The village is not the only one in Bangladesh with a high rate of child marriage. About half of all women in the country up to the age of 25 was married before the age of 18, according to research by UNICEF.
“Change in the mindset of leaders can bring change in the whole community."”
He went from door to door. It was not easy. People weren’t convinced he was right. Selim had to put a lot of time and effort into changing their minds.
Selim put a lot of effort into raising awareness and understanding. He wanted people to understand the value of educating girls, for both the girls and the community. He communicated with the people in every possible way.

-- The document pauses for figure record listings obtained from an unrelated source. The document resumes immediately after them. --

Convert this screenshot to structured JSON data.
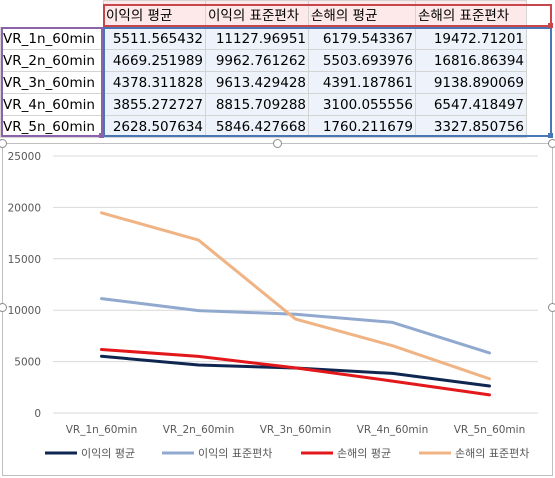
{
  "table": {
    "headers": [
      "이익의 평균",
      "이익의 표준편차",
      "손해의 평균",
      "손해의 표준편차"
    ],
    "rows": [
      {
        "label": "VR_1n_60min",
        "cells": [
          "5511.565432",
          "11127.96951",
          "6179.543367",
          "19472.71201"
        ]
      },
      {
        "label": "VR_2n_60min",
        "cells": [
          "4669.251989",
          "9962.761262",
          "5503.693976",
          "16816.86394"
        ]
      },
      {
        "label": "VR_3n_60min",
        "cells": [
          "4378.311828",
          "9613.429428",
          "4391.187861",
          "9138.890069"
        ]
      },
      {
        "label": "VR_4n_60min",
        "cells": [
          "3855.272727",
          "8815.709288",
          "3100.055556",
          "6547.418497"
        ]
      },
      {
        "label": "VR_5n_60min",
        "cells": [
          "2628.507634",
          "5846.427668",
          "1760.211679",
          "3327.850756"
        ]
      }
    ]
  },
  "chart_data": {
    "type": "line",
    "title": "",
    "xlabel": "",
    "ylabel": "",
    "ylim": [
      0,
      25000
    ],
    "y_ticks": [
      "0",
      "5000",
      "10000",
      "15000",
      "20000",
      "25000"
    ],
    "grid": true,
    "legend_position": "bottom",
    "categories": [
      "VR_1n_60min",
      "VR_2n_60min",
      "VR_3n_60min",
      "VR_4n_60min",
      "VR_5n_60min"
    ],
    "series": [
      {
        "name": "이익의 평균",
        "color": "#0f2750",
        "values": [
          5511.565432,
          4669.251989,
          4378.311828,
          3855.272727,
          2628.507634
        ]
      },
      {
        "name": "이익의 표준편차",
        "color": "#91a9cf",
        "values": [
          11127.96951,
          9962.761262,
          9613.429428,
          8815.709288,
          5846.427668
        ]
      },
      {
        "name": "손해의 평균",
        "color": "#e3181b",
        "values": [
          6179.543367,
          5503.693976,
          4391.187861,
          3100.055556,
          1760.211679
        ]
      },
      {
        "name": "손해의 표준편차",
        "color": "#f0b384",
        "values": [
          19472.71201,
          16816.86394,
          9138.890069,
          6547.418497,
          3327.850756
        ]
      }
    ]
  }
}
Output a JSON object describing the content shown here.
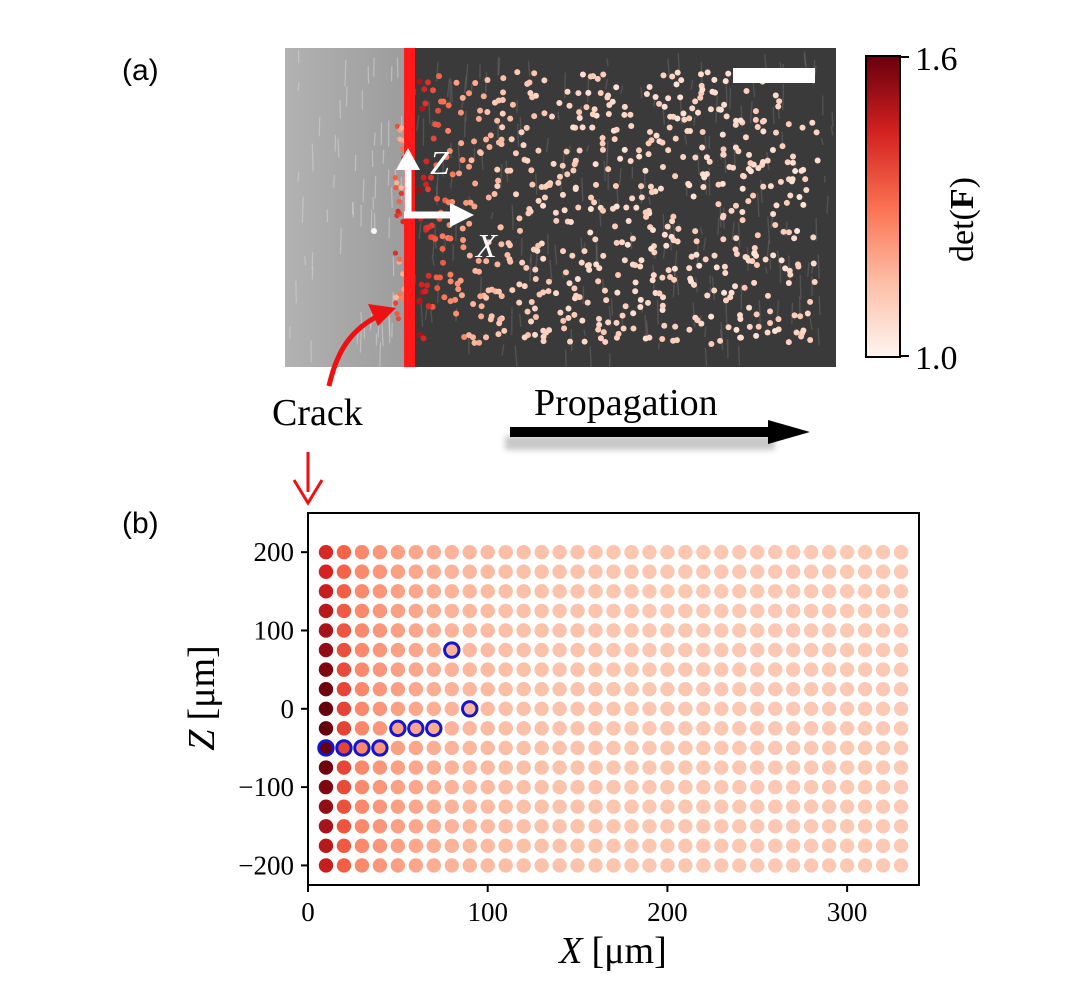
{
  "panel_a": {
    "label": "(a)",
    "crack_label": "Crack",
    "propagation_label": "Propagation",
    "axis_z_label": "Z",
    "axis_x_label": "X",
    "colorbar": {
      "label_prefix": "det(",
      "label_bold": "F",
      "label_suffix": ")",
      "max_label": "1.6",
      "min_label": "1.0",
      "min": 1.0,
      "max": 1.6
    },
    "colors": {
      "crack_line": "#ff1a1a",
      "arrow": "#ee1111",
      "left_region": "#a8a8a8",
      "right_region": "#3a3a3a"
    }
  },
  "panel_b": {
    "label": "(b)",
    "crack_arrow_color": "#ee1111",
    "highlight_color": "#1515d0"
  },
  "chart_data": {
    "type": "scatter",
    "title": "",
    "xlabel_var": "X",
    "xlabel_unit": "[μm]",
    "ylabel_var": "Z",
    "ylabel_unit": "[μm]",
    "xlim": [
      0,
      340
    ],
    "ylim": [
      -225,
      250
    ],
    "xticks": [
      0,
      100,
      200,
      300
    ],
    "yticks": [
      -200,
      -100,
      0,
      100,
      200
    ],
    "xtick_labels": [
      "0",
      "100",
      "200",
      "300"
    ],
    "ytick_labels": [
      "−200",
      "−100",
      "0",
      "100",
      "200"
    ],
    "grid_x": [
      10,
      20,
      30,
      40,
      50,
      60,
      70,
      80,
      90,
      100,
      110,
      120,
      130,
      140,
      150,
      160,
      170,
      180,
      190,
      200,
      210,
      220,
      230,
      240,
      250,
      260,
      270,
      280,
      290,
      300,
      310,
      320,
      330
    ],
    "grid_z": [
      200,
      175,
      150,
      125,
      100,
      75,
      50,
      25,
      0,
      -25,
      -50,
      -75,
      -100,
      -125,
      -150,
      -175,
      -200
    ],
    "value_model": "det(F) decays with X from about 1.6 at X=10 μm to about 1.1 at X=330 μm",
    "value_range": [
      1.0,
      1.6
    ],
    "highlighted_points": [
      {
        "x": 10,
        "z": -50
      },
      {
        "x": 20,
        "z": -50
      },
      {
        "x": 30,
        "z": -50
      },
      {
        "x": 40,
        "z": -50
      },
      {
        "x": 50,
        "z": -25
      },
      {
        "x": 60,
        "z": -25
      },
      {
        "x": 70,
        "z": -25
      },
      {
        "x": 80,
        "z": 75
      },
      {
        "x": 90,
        "z": 0
      }
    ]
  }
}
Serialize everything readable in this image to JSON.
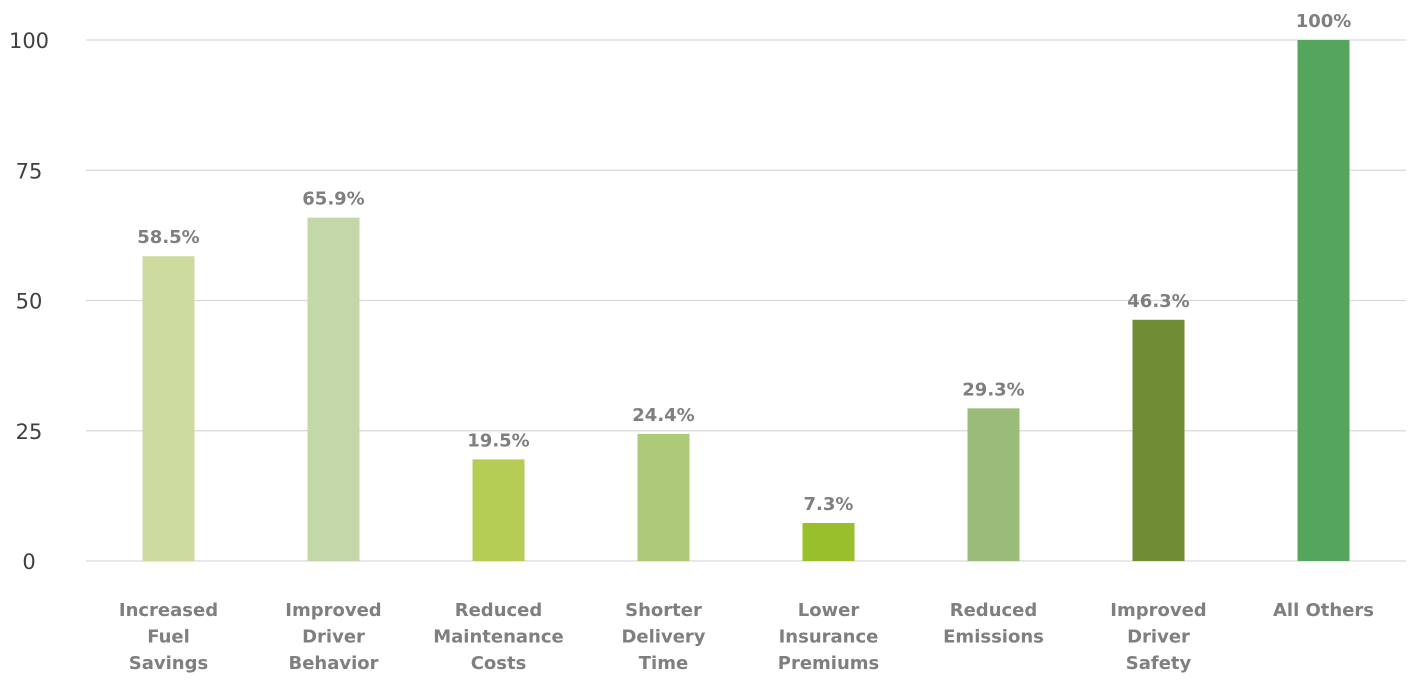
{
  "chart_data": {
    "type": "bar",
    "title": "",
    "xlabel": "",
    "ylabel": "",
    "ylim": [
      0,
      100
    ],
    "yticks": [
      0,
      25,
      50,
      75,
      100
    ],
    "grid": true,
    "legend": "none",
    "categories": [
      "Increased Fuel Savings",
      "Improved Driver Behavior",
      "Reduced Maintenance Costs",
      "Shorter Delivery Time",
      "Lower Insurance Premiums",
      "Reduced Emissions",
      "Improved Driver Safety",
      "All Others"
    ],
    "category_lines": [
      [
        "Increased",
        "Fuel",
        "Savings"
      ],
      [
        "Improved",
        "Driver",
        "Behavior"
      ],
      [
        "Reduced",
        "Maintenance",
        "Costs"
      ],
      [
        "Shorter",
        "Delivery",
        "Time"
      ],
      [
        "Lower",
        "Insurance",
        "Premiums"
      ],
      [
        "Reduced",
        "Emissions"
      ],
      [
        "Improved",
        "Driver",
        "Safety"
      ],
      [
        "All Others"
      ]
    ],
    "values": [
      58.5,
      65.9,
      19.5,
      24.4,
      7.3,
      29.3,
      46.3,
      100
    ],
    "data_labels": [
      "58.5%",
      "65.9%",
      "19.5%",
      "24.4%",
      "7.3%",
      "29.3%",
      "46.3%",
      "100%"
    ],
    "colors": [
      "#cedb9f",
      "#c3d7a8",
      "#b5cc55",
      "#adca7a",
      "#99bf2c",
      "#9bbb78",
      "#6f8d35",
      "#55a55d"
    ]
  }
}
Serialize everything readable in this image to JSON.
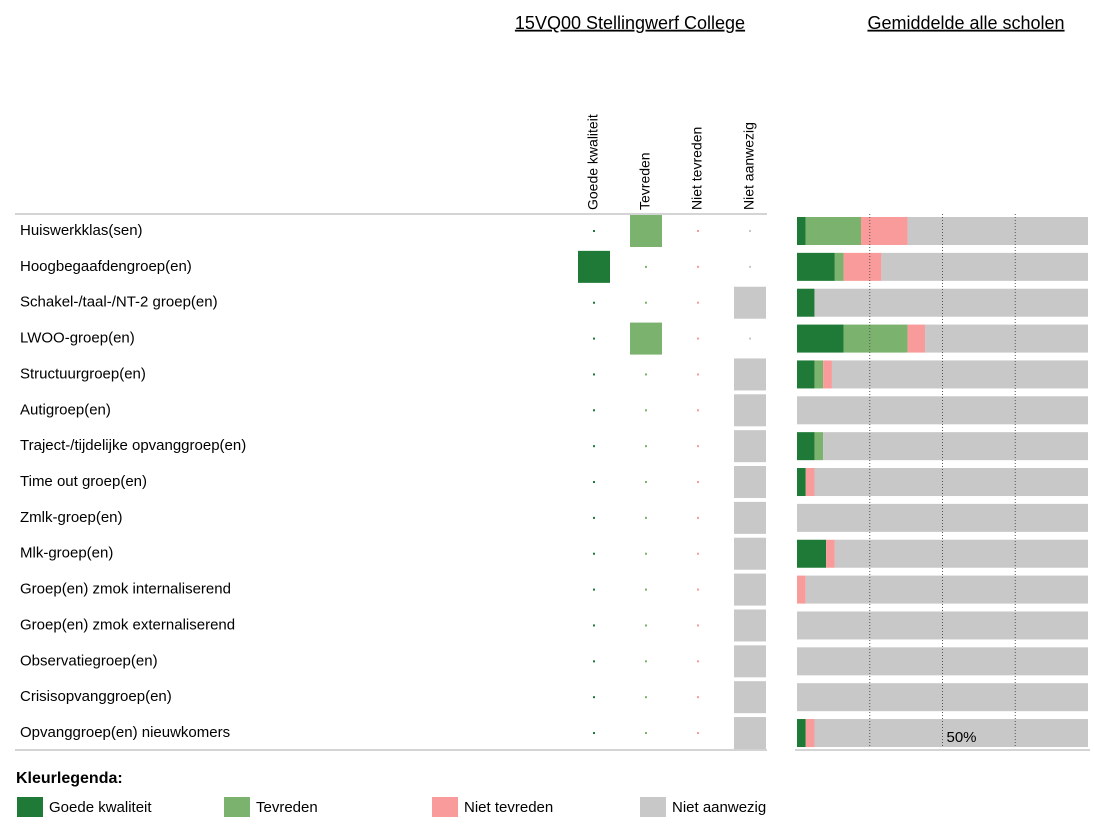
{
  "chart_data": {
    "type": "bar",
    "title": "15VQ00 Stellingwerf College",
    "subtitle": "Gemiddelde alle scholen",
    "categories": [
      "Huiswerkklas(sen)",
      "Hoogbegaafdengroep(en)",
      "Schakel-/taal-/NT-2 groep(en)",
      "LWOO-groep(en)",
      "Structuurgroep(en)",
      "Autigroep(en)",
      "Traject-/tijdelijke opvanggroep(en)",
      "Time out groep(en)",
      "Zmlk-groep(en)",
      "Mlk-groep(en)",
      "Groep(en) zmok internaliserend",
      "Groep(en) zmok externaliserend",
      "Observatiegroep(en)",
      "Crisisopvanggroep(en)",
      "Opvanggroep(en) nieuwkomers"
    ],
    "series": [
      {
        "name": "Goede kwaliteit",
        "color": "#1e7a36",
        "school_values": [
          0,
          1,
          0,
          0,
          0,
          0,
          0,
          0,
          0,
          0,
          0,
          0,
          0,
          0,
          0
        ],
        "values": [
          3,
          13,
          6,
          16,
          6,
          0,
          6,
          3,
          0,
          10,
          0,
          0,
          0,
          0,
          3
        ]
      },
      {
        "name": "Tevreden",
        "color": "#7bb26e",
        "school_values": [
          1,
          0,
          0,
          1,
          0,
          0,
          0,
          0,
          0,
          0,
          0,
          0,
          0,
          0,
          0
        ],
        "values": [
          19,
          3,
          0,
          22,
          3,
          0,
          3,
          0,
          0,
          0,
          0,
          0,
          0,
          0,
          0
        ]
      },
      {
        "name": "Niet tevreden",
        "color": "#f99b9b",
        "school_values": [
          0,
          0,
          0,
          0,
          0,
          0,
          0,
          0,
          0,
          0,
          0,
          0,
          0,
          0,
          0
        ],
        "values": [
          16,
          13,
          0,
          6,
          3,
          0,
          0,
          3,
          0,
          3,
          3,
          0,
          0,
          0,
          3
        ]
      },
      {
        "name": "Niet aanwezig",
        "color": "#c8c8c8",
        "school_values": [
          0,
          0,
          1,
          0,
          1,
          1,
          1,
          1,
          1,
          1,
          1,
          1,
          1,
          1,
          1
        ],
        "values": [
          62,
          71,
          94,
          56,
          88,
          100,
          91,
          94,
          100,
          87,
          97,
          100,
          100,
          100,
          94
        ]
      }
    ],
    "xlim": [
      0,
      100
    ],
    "xgrid": [
      25,
      50,
      75
    ],
    "xticks": [
      {
        "value": 50,
        "label": "50%"
      }
    ],
    "legend_title": "Kleurlegenda:"
  }
}
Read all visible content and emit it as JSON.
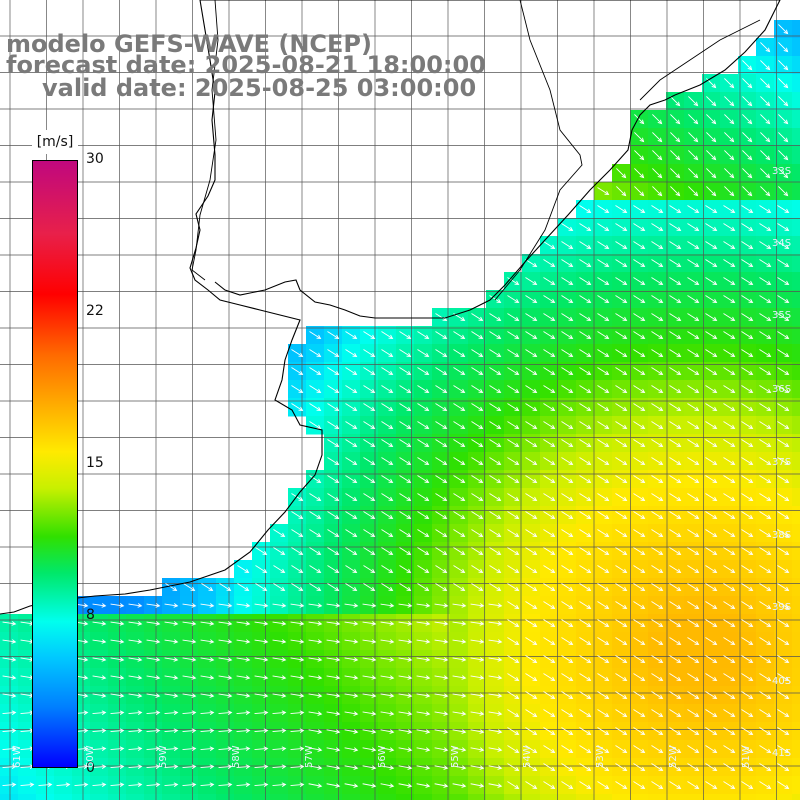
{
  "header": {
    "title": "modelo GEFS-WAVE (NCEP)",
    "forecast_date": "forecast date: 2025-08-21 18:00:00",
    "valid_date": "valid date: 2025-08-25 03:00:00"
  },
  "colorbar": {
    "unit": "[m/s]",
    "ticks": [
      "30",
      "22",
      "15",
      "8",
      "0"
    ]
  },
  "latitude_labels": [
    "33S",
    "34S",
    "35S",
    "36S",
    "37S",
    "38S",
    "39S",
    "40S",
    "41S"
  ],
  "longitude_labels": [
    "61W",
    "60W",
    "59W",
    "58W",
    "57W",
    "56W",
    "55W",
    "54W",
    "53W",
    "52W",
    "51W"
  ],
  "colors": {
    "header_text": "#7a7a7a",
    "grid": "#555555",
    "coast": "#000000",
    "arrows": "#ffffff",
    "land": "#ffffff"
  }
}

Some people would seek permission for their daughter’s marriages with false birth certificate, the falsified date of birth to prove that she was of legal age to marry.
“They tried to outsmart me. But realized it wouldn’t work. Now they don’t try it anymore."”
Selim started to monitor the activities of the marriage registrar as well. With this, he would also limit opportunities for people to get a girl married before the legal age of 18.
When the Hello, I Am programme was running activities in the village, Selim met the programme staff. He was excited to see the programme was aligned with his own views, and decided they should team up. Selim is proud about the changes in his community. Child marriage is less prevalent in the village. Most parents don’t rush to marry their daughters so young anymore.
“‘I dream of the day the harmful practice of child marriage is completely banned from my community."”
Hello, I Am was a four-year programme working toward a supportive social environment in which young people in Bangladesh, especially adolescent girls and young women, can make informed choices about and enjoy their sexual and reproductive health and rights. It aims to realize a society in which girls and boys are equal, where girls and women have the same rights and chances as boys and men. The programme is led by Rutgers and implemented in collaboration with PSTC, RHSTEP, DSK and BBC Media Action Bangladesh.